The reality is, your clients don’t care about your agency’s reasons, they just care about the implications for them. However, you can use that to your benefit—check out this template for ideas to get what you want.
[Template] Email to Client About Travel Expenses
To focus on constructive solutions for the future, here’s the revised email I recommended. It explains how a client can get what he wants… if he follows your rules and pays for the privilege. I’ve gotten my agency client’s consent to share this email out, and names have been changed for privacy.
Hi Bob,
Wish we could participate in-person this week; unfortunately, our senior team all has conflicts on the 29th. (I’m traveling for a family wedding, Michelle and Richard are on vacation, and Mark is already booked for other meetings on Wednesday and Thursday.)
As an alternative, I’ve confirmed Mark is able join by phone/video on Thursday from 10-11 a.m. (we can rearrange things to do an hour, but not the full three hours). From our experience handling dozens of migrations remotely, I recommend <preparatory tip to make it go smoother>. We will also join the pre-meeting tomorrow.
I’m glad to send people to Chicago in-person in the future, if timing and additional budget align. The ideal is having 2-3 weeks’ notice, so that my team can arrange for childcare, pet sitting, rescheduling other meetings when possible, etc.
I estimate +$ 3,000 per trip for same-day travel. If timing is such that it’ll take 1.5 days (out the night before, returning the day of the meeting), I estimate +$ 5,000 per trip. It would be more if you wanted two people.
Do you have a list of future dates when you’d like us to join in-person? We can start locking things in now.
Thanks!
Lauren
Creating billable-travel policies at your agency
Are those figures—$ 3,000 for a same-day trip or $ 5,000 for a 1.5-day trip—too expensive? Maybe, maybe not. It’s all negotiable.

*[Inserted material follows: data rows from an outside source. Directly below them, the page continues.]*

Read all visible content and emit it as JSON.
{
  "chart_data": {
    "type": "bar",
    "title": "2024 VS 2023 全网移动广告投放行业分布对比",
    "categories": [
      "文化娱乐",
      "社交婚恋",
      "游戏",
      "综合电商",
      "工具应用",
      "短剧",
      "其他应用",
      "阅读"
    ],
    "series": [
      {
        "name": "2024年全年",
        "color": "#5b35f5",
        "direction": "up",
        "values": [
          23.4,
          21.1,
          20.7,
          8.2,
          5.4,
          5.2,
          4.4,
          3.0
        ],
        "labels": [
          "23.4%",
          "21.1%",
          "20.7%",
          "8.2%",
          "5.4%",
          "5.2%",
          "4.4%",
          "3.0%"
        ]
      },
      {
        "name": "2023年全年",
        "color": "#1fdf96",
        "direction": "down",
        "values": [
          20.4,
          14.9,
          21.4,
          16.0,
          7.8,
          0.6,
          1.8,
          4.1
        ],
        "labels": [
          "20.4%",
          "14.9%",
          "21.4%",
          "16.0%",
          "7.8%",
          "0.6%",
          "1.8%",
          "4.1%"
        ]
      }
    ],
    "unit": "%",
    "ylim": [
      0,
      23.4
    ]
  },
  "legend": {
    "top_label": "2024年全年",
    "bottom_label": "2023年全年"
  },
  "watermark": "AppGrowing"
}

Consider the Opportunity Cost
You need to think about Opportunity Cost (what could people be doing instead of flying?), not just the cost of airfare. If it’s a 75-minute direct flight on a route with minimal delays (or it’s a two-hour drive), that’s different from a cross-country flight (where you either need to do a red-eye in one direction, or kill an entire day by flying during the day).
If sending someone to a client on-site is a hardship to the employee (e.g., due to back problems or other issues), charge the client for business class airfare—it’ll make the employee feel better, or not as bad. You can also add a $ 500 bonus to the team member going (to cover their at-home expenses, or just as a bonus for the disruption), unless business travel is normal for your team.

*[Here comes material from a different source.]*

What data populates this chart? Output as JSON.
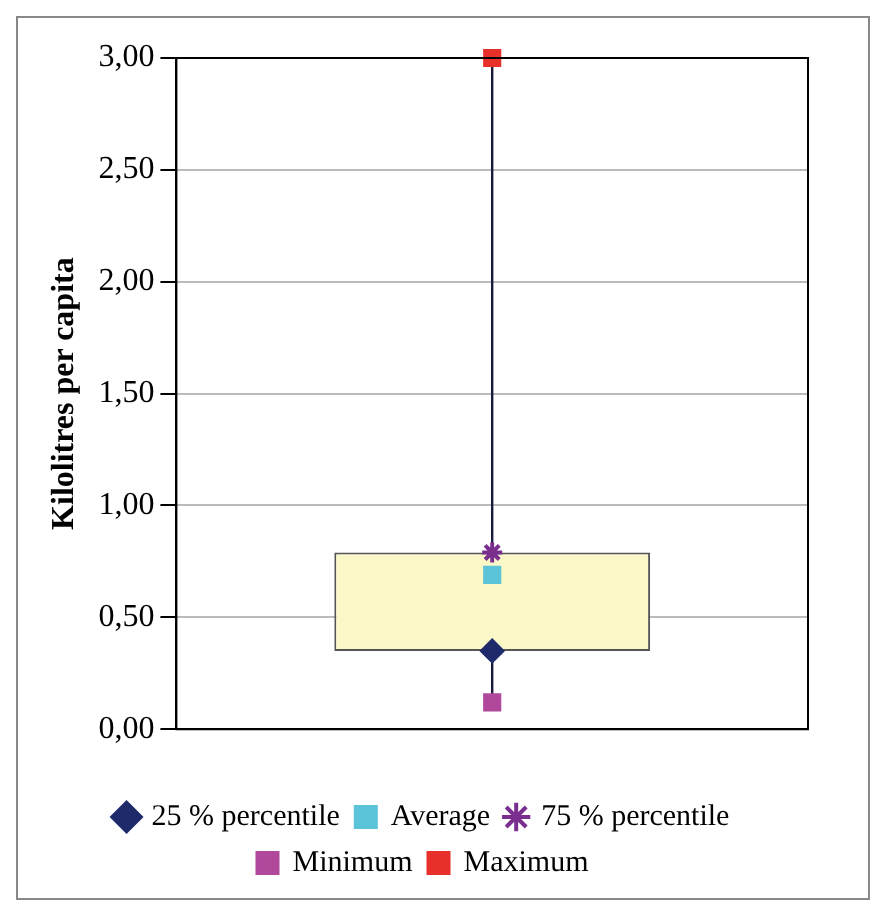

Charge for the travel time—either at your target hourly rate, or perhaps a discounted rate for a portion of the time if you believe they can do other work during transit. (Spring for an airline club pass and in-flight WiFi… the client’s going to pay for it.)
Beware Precedents
There’s a risk around setting a precedent or employees will come expect special treatment every time. Your salesperson needs to reference the general cost of in-person meetings in sales conversations; you don’t want clients thinking they’re free or included.
The client may say $ 2,500 and $ 4,000 are expensive, but that’s the point—meeting in-person costs money. It will make your clients weigh whether in-person is worth it. This is a version of my Reason-Options-Choose (ROC) framework.
Talk About Travel Expenses Early
This is different when you’ve priced travel into the contract from the beginning—but be sure to charge enough. I like travel; if it’s a place I want to visit, I consider reducing my hourly rate for a portion of the travel time. But I’m also single and pet-less; I don’t have childcare or pet-sitting obligations. And I choose my clients—your employees don’t have the same degree of autonomy as you and I as business owners.
Specialization Usually Means More Travel
When your agency specializes—as you should—this typically means more clients who aren’t local. You can do things remotely, or build-in travel expenses from the beginning.
Ideally, you’d work this out beforehand with clients. But, if and when it comes up, address it professionally in a way that gives them options (all of the options should be ones you and your team are OK with).
Question: How do you handle business travel when a client insists on adding an in-person meeting?